Insurance providers traditionally get slack for being behind the curve in technology but in this instance that is far from the case as American insurance company USAA aims to use drones to speed up the claims process.
"One of the areas we are looking to use these in is before and after natural disasters," said Kathleen Swain, USAA property and casualty group underwriter and commercial pilot.
USAA recently filed a request with the Federal Aviation Administration (FAA) to allow them to start testing unmanned aircraft to see how they could be used most effectively in the case of a natural disaster.
By law the FAA has to respond to USAA’s request within 120 days of the filing.

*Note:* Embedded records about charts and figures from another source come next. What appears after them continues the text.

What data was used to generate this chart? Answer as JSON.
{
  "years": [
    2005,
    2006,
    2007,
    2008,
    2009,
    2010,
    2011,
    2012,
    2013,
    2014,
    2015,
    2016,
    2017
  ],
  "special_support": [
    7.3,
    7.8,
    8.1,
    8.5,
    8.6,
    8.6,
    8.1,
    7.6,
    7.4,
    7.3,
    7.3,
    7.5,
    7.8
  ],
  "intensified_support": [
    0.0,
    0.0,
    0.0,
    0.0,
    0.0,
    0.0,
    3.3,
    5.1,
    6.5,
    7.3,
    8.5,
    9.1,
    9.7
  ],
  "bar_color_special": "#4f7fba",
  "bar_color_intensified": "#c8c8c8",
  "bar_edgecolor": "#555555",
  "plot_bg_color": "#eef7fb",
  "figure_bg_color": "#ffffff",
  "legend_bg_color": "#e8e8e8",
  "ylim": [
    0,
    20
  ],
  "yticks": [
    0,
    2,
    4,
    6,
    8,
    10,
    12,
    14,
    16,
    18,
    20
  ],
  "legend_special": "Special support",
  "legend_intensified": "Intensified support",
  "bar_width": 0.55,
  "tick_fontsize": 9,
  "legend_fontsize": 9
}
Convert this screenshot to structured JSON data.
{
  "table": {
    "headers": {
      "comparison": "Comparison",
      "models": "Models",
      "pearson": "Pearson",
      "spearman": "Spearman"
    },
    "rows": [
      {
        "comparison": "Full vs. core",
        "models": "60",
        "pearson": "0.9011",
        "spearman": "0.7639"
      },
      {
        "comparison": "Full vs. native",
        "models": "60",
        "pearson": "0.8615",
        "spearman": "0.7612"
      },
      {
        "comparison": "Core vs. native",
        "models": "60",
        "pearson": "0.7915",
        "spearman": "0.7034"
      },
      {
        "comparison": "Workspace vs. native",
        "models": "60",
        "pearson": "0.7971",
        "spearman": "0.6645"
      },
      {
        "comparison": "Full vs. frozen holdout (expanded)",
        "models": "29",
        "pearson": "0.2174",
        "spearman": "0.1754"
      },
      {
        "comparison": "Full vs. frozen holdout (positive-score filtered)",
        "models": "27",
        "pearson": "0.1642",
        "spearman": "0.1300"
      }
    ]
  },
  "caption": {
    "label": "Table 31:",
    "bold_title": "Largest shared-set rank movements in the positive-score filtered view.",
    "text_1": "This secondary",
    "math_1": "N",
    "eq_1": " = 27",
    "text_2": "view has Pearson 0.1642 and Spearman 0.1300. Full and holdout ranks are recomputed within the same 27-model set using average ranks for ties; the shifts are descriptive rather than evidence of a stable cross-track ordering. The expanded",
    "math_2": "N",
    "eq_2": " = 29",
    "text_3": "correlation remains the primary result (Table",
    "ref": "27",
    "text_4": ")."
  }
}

"It's sometimes much quicker to get the machine out to these disaster zones than a human body. This could help speed up the process and help put them back to where they were before the claims event," Swain said.

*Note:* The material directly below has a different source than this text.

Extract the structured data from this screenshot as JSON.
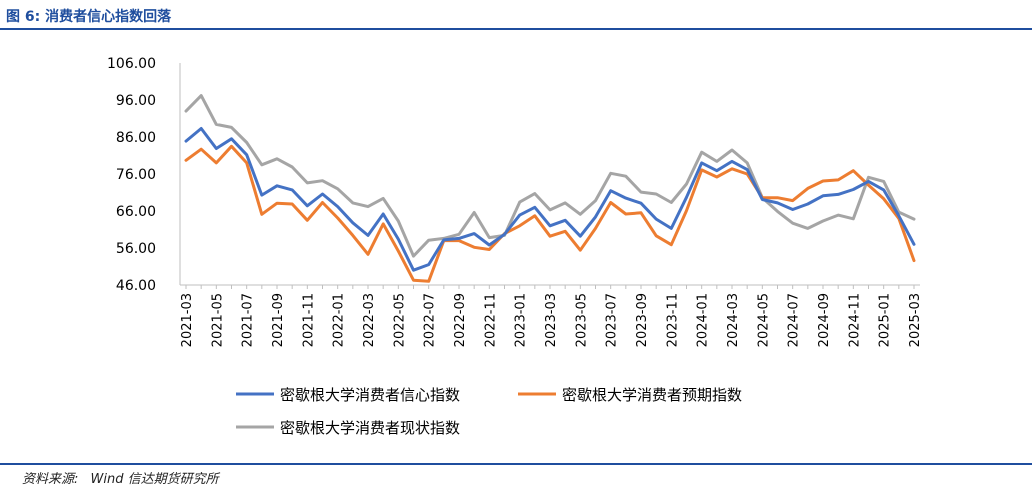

The USAA has partnered with Precision Hawk, a provider of user-friendly tools for high quality data collection and processing, who designed the five pound drone they intend to use.
The Faa has come under scrutiny recently based on its controversial policy to keep a tight rein on using commercial drones in the U.S. Nevertheless, Congress, backed by several prominent industries, has been pushing the FAA to implement the infrastructure to allow drone use for business purposes.
Until recently only a handful of companies operating in the Arctic have the FAA's permission to operate drones commercially.
All the testing will be done on the USAA’s privately owned campus land in San Antonio that is uninhabited.
In September, however, the U.S. government gave six movie and television production companies permission to use drones for filming.
Tech giants like Amazon and Google hope to someday use the technology for deliveries and other industries like real estate companies aim to use the unmanned aircraft for photography.